Be Aware October 2020

Why employers should (already) have a decent time tracking system in place

In May 2019, the European Court of Justice issued a landmark ruling, confirming that EU member states shall oblige employers to implement an objective, reliable and accessible time tracking system, allowing for the registration of each employee’s daily working time. According to the European Court of Justice, this is necessary to safeguard the efficiency of the legal limitations regarding maximum working time for employees.

Belgian laws have not yet been adapted to this ruling, but that did not stop the Brussels Labour Court from already applying this ruling to a recent case which concerned, among others, the payment of 34 overtime hours by a company to a former employee.

The claim was contested by the concerned company-employer, on grounds of lack of evidence of the performed overtime hours.

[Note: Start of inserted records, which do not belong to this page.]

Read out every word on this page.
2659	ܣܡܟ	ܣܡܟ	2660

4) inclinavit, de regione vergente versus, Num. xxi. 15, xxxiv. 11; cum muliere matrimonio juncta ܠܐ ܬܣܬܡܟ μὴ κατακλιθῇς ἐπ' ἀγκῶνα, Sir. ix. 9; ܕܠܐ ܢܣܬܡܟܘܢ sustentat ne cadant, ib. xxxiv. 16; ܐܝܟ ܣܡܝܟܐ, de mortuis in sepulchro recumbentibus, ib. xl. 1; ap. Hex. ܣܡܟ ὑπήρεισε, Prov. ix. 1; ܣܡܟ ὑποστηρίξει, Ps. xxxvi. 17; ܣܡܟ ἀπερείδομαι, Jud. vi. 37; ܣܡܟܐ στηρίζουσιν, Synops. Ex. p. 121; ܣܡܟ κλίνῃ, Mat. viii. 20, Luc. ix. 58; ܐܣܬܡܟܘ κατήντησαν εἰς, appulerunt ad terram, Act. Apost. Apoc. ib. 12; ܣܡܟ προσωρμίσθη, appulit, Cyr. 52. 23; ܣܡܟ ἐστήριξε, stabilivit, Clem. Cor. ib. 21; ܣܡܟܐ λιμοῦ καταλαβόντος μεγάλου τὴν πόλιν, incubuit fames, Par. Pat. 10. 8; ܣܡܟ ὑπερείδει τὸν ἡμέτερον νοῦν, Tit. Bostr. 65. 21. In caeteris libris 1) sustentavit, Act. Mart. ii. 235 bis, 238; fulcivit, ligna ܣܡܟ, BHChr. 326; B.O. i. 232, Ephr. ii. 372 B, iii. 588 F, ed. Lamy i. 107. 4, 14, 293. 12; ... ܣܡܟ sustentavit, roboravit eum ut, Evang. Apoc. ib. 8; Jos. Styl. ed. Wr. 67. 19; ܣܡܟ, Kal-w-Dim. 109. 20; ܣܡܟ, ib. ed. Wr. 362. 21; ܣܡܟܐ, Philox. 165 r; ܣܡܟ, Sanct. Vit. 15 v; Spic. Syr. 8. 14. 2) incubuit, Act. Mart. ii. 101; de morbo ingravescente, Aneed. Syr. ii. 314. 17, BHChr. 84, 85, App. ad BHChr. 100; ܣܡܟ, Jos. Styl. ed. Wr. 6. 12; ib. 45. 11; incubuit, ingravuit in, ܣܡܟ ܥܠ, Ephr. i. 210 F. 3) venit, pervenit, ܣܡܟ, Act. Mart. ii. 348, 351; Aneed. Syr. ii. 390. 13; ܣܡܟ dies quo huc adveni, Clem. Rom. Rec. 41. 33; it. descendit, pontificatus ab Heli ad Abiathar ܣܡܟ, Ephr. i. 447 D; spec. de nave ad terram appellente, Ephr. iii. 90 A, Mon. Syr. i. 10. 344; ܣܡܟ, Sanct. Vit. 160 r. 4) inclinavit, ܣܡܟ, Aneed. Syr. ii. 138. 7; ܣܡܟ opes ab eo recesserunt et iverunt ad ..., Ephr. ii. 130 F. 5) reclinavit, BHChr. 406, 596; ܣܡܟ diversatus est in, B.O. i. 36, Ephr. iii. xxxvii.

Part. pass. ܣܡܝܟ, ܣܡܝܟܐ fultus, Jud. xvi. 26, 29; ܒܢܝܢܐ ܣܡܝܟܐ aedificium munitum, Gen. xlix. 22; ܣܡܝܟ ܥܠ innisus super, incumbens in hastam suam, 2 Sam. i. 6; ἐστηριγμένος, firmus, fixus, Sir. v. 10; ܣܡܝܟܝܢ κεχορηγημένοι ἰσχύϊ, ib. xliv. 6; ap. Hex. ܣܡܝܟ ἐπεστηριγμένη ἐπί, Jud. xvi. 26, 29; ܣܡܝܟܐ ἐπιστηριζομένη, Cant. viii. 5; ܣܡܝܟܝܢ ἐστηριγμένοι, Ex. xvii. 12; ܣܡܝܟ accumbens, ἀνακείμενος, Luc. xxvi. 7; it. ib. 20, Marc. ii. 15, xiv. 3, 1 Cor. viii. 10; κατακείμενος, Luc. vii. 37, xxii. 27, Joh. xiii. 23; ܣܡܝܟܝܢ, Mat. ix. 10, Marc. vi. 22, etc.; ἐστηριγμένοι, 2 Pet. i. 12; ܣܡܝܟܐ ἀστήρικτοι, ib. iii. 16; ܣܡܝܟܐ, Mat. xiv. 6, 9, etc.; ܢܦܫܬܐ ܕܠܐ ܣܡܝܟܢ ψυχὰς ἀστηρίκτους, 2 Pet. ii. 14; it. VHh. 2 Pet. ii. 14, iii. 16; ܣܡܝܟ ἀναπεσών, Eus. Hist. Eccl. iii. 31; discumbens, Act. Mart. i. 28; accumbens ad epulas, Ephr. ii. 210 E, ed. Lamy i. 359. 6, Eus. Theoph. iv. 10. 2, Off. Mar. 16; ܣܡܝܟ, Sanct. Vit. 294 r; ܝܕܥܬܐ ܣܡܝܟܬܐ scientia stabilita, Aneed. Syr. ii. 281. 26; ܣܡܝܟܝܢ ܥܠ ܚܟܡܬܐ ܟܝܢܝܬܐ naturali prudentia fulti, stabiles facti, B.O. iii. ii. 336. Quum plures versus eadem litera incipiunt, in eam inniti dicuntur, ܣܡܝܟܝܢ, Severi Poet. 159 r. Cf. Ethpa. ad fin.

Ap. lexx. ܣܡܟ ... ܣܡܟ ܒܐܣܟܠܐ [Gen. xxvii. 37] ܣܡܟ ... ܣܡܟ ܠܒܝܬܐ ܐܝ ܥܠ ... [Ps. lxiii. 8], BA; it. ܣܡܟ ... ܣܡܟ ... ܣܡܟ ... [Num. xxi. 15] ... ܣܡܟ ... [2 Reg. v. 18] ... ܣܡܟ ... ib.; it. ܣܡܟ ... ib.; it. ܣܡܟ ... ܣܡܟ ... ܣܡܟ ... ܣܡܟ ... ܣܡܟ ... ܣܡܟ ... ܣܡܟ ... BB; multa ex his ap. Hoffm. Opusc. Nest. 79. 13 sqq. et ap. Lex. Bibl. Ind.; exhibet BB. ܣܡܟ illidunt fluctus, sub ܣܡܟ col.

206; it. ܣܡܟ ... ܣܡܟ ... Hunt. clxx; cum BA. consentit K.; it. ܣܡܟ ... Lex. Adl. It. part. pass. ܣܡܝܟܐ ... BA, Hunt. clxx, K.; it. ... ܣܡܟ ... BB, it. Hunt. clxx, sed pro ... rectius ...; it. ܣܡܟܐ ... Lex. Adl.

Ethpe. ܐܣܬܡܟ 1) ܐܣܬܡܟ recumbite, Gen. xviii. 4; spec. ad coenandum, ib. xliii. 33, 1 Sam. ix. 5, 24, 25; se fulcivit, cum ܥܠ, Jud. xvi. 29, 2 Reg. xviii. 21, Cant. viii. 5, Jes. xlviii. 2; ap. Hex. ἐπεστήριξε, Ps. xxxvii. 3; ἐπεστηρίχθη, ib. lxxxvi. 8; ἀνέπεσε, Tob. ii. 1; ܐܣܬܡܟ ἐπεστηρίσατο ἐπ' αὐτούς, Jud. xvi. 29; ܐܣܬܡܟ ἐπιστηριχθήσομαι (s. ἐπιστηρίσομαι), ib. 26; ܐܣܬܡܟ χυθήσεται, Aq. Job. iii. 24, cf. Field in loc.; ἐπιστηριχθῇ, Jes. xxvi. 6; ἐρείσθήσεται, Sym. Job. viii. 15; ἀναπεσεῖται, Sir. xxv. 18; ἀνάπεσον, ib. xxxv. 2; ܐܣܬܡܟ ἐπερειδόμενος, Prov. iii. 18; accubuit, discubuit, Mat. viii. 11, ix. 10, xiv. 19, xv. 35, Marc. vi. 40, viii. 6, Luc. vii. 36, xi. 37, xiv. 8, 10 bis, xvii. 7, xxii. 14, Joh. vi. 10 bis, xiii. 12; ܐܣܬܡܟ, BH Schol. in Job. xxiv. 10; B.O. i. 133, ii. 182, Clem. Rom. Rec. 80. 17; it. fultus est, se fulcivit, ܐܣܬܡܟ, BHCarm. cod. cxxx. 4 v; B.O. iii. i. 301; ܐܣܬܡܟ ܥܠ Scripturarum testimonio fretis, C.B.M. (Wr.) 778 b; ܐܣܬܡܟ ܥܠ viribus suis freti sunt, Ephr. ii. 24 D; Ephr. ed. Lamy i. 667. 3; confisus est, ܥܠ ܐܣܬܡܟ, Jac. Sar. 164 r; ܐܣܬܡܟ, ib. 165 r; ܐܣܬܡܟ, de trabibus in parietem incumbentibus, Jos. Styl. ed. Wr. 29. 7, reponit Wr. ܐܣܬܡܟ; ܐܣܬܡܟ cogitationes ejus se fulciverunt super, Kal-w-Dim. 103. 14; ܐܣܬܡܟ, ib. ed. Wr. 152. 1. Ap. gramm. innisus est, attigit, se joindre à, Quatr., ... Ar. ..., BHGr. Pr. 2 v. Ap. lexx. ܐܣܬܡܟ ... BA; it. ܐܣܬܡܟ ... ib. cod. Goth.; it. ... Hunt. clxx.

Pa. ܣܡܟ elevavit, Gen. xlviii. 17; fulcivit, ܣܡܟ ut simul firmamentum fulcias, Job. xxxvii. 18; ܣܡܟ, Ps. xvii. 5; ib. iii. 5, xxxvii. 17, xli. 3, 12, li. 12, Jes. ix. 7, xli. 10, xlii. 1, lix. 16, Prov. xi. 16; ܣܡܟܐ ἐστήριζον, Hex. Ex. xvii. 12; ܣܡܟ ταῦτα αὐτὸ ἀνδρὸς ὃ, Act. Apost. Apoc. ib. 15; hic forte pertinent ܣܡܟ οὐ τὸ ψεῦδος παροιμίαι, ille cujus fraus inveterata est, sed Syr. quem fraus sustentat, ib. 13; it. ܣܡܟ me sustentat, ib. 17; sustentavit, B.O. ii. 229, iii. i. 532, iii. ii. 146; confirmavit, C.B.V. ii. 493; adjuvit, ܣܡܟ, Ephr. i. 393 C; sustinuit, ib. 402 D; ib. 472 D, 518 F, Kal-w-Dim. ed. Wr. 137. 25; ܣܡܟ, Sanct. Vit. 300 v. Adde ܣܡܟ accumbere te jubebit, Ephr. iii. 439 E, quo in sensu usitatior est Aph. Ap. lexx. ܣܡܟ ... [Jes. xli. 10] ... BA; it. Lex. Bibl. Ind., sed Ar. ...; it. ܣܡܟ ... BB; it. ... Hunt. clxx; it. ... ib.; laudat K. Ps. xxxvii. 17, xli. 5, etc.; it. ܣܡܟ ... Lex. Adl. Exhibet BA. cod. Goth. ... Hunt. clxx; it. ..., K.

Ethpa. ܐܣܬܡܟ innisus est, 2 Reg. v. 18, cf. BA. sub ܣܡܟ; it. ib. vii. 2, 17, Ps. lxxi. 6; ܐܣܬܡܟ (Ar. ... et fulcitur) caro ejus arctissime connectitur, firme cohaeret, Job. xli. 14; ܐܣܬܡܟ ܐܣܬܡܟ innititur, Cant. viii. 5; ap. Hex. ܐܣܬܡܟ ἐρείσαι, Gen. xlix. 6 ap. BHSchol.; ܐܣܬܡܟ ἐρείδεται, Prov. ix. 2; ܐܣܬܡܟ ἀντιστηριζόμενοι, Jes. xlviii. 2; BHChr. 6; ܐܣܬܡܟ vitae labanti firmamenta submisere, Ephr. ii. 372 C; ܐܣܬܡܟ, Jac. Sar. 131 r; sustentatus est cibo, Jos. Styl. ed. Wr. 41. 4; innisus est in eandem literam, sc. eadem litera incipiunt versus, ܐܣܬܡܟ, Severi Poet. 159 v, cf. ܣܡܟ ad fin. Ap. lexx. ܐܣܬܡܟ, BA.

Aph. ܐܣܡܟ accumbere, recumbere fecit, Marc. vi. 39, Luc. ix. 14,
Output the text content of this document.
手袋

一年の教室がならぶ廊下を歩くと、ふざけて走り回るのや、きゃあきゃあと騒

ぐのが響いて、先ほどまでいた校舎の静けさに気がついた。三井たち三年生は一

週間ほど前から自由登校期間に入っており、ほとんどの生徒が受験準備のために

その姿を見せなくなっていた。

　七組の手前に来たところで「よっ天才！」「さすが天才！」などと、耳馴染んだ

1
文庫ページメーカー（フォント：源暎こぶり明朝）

The parties were then asked by the Labour Court to confirm their position on whether a transparent time tracking system was put in place within the company, allowing to check the daily working time of the claiming employee, and on the consequences if no such system would exist.

The company did not confirm its position in time, so the Labour Court handled the case without taking into account the company’s position on the aforementioned points.

In its ruling, the Labour Court stated that during litigation proceedings, each party must cooperate in the evidence gathering process, by referring to legal doctrine which supports the distribution of the burden of proof among all parties involved, whereby each party must produce evidence of facts for which it is best placed to produce the evidence needed.

The Brussels Labour Court linked this principle to the aforementioned ruling of the European Court of Justice, and directly applied this ruling to the case at stake, by confirming that an employer is required to have an objective, reliable and accessible time tracking system in place, allowing for the registration of each employee’s daily working time.

If an employer fails to comply with this obligation, then according to the Brussels Labour Court it is up to the employer itself - and not the claiming employee - to demonstrate in one way or another what working hours were performed by the employee, or which working hours for which the employee claims to have performed, were not performed.

In the case at stake, the company did not implement an adequate time tracking system, nor was it able to demonstrate which working hours were or were not performed by the claiming former employee.

Consequently, the Brussels Labour Court granted the claim for overtime compensation to the claiming former employee.

This ruling by the Brussels Labour Court is yet another example of the importance for employers to have a decent time tracking system in place. Employers should not wait for the Belgian legislator to adapt the Belgian laws to the aforementioned ruling of the European Court of Justice, since the decision of the Brussels Labour Court discussed above has already applied this ruling directly, without waiting for initiatives from the Belgian legislator.